In To Kill a Mockingbird, the events are related by Scout as a child and as an adult. The reader gets the perspective of a child but also the hindsight and wisdom of the adult. As Jem and Scout become more aware of the culture of Maycomb, they learn more about race, racism, and social class differences. In learning about these flaws of the adult world, they gain knowledge and insight but they certainly do lose the innocence (or naivete might be the better word) they once had. In discussing these kinds of issues, Jem comes to a poignant conclusion that Boo Radley might choose to stay inside in order to avoid flaws and hypocrites of the adult world:
“That’s what I thought, too,” he said at last, “when I was your age. If there’s just one kind of folks, why can’t they get along with each other? If they’re all alike, why do they go out of their way to despise each other? Scout, I think I’m beginning to understand something. I think I’m beginning to understand why Boo Radley’s stayed shut up in the house all this time… it’s because he wants to stay inside.” (Chapter 23)
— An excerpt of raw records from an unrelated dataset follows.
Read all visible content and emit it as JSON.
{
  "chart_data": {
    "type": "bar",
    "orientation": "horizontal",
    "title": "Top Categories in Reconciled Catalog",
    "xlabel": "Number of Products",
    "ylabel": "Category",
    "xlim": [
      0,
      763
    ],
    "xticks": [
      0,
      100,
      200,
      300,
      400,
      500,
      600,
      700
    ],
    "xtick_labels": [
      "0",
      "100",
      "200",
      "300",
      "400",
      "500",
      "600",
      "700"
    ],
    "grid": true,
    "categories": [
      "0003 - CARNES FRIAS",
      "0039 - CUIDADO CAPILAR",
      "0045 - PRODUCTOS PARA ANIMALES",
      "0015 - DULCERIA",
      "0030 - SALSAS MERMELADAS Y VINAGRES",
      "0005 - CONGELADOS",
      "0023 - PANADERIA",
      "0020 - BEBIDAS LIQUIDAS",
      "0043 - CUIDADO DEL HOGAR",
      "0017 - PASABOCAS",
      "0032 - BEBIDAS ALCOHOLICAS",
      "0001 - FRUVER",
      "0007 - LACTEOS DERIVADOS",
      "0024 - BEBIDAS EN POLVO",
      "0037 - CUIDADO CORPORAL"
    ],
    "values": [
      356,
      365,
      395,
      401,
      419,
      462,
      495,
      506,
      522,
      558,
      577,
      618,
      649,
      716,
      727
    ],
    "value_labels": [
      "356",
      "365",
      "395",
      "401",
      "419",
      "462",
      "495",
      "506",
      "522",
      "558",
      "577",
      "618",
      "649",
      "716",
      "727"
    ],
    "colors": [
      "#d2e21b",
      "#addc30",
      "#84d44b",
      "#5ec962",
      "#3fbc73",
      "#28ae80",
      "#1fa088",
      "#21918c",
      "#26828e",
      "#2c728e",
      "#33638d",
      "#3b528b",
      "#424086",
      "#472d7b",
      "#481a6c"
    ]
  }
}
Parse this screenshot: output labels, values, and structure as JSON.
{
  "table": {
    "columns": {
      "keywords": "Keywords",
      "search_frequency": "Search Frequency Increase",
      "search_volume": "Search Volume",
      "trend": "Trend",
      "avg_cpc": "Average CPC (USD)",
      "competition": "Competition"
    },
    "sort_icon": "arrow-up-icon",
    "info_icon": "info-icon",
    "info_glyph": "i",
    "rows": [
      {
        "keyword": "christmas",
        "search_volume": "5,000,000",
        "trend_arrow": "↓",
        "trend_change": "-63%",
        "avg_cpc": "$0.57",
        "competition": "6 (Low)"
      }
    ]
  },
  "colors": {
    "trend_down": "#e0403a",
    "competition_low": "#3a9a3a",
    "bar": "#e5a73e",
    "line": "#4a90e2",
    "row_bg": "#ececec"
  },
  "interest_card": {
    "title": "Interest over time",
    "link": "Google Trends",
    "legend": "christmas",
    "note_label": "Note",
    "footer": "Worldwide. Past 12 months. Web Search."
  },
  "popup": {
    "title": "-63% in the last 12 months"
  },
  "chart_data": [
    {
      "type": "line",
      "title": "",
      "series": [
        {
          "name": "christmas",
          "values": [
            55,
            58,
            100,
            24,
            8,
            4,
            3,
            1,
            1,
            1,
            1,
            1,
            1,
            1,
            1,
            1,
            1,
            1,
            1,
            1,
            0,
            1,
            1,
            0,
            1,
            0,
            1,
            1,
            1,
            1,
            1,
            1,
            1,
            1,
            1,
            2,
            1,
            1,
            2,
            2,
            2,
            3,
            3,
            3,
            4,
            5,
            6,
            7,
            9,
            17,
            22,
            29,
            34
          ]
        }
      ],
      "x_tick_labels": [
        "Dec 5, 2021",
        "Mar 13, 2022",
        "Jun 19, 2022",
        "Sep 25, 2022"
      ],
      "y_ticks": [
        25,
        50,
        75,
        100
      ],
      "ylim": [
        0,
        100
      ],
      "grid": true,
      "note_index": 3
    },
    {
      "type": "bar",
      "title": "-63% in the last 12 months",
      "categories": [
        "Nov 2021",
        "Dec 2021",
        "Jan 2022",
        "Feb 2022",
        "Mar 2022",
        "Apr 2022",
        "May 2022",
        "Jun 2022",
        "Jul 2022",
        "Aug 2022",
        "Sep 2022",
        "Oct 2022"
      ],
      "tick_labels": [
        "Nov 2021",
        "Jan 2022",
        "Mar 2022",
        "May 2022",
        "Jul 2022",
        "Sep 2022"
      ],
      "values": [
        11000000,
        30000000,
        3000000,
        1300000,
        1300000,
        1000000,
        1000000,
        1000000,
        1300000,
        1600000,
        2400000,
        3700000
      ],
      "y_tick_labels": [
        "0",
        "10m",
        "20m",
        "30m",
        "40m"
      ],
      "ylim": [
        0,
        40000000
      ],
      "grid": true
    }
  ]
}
Racism is certainly a main theme in the novel. Bob and Mayella Ewell use Tom as a scapegoat, thereby revealing their own racism as well as the racism that exists in town. They know that if Tom is accused, he is likely to be convicted because the jury will be all white and it is likely that they will not be able to see the truth but for the racist perspectives handed to them by their ancestors. Note that Mayella's loneliness results from being forced into the position of mother to all of the Ewell children. She reaches out to Tom for help but also for companionship. When Tom rejects and Bob Ewell beats her, she takes that loneliness out on Tom (although she was probably forced by her father to do so).
Atticus is the model of courage and ethical behavior in the novel. Jem and Scout learn from his example, in what he says and does. He willingly takes the trial because he knows he is Tom's best chance, difficult though it would be. He has the courage and intelligence to think about everyone's perspective. There are countless examples of this. One example is when he allows Bob Ewell to get away with spitting on him. He explains his thinking to Jem:
“Jem, see if you can stand in Bob Ewell’s shoes a minute. I destroyed his last shred of credibility at that trial, if he had any to begin with. The man had to have some kind of comeback, his kind always does. So if spitting in my face and threatening me saved Mayella Ewell one extra beating, that’s something I’ll gladly take. He had to take it out on somebody and I’d rather it be me than that houseful of children out there." (Ch. 23)
A lot can be said in terms of roles and education in this novel. Scout is torn between Aunt Alexandra's expectations of her to be a lady and her (Scout's) own desire to be a tomboy and more importantly to be genuine. In terms of education, it seems pretty clear that Jem and Scout have an advantage over other children and this is because Atticus is such a good father and good teacher. If all the other children in Maycomb had a parent like Atticus, the next generation of Maycomb's citizens would likely be more courageous, educated, and just.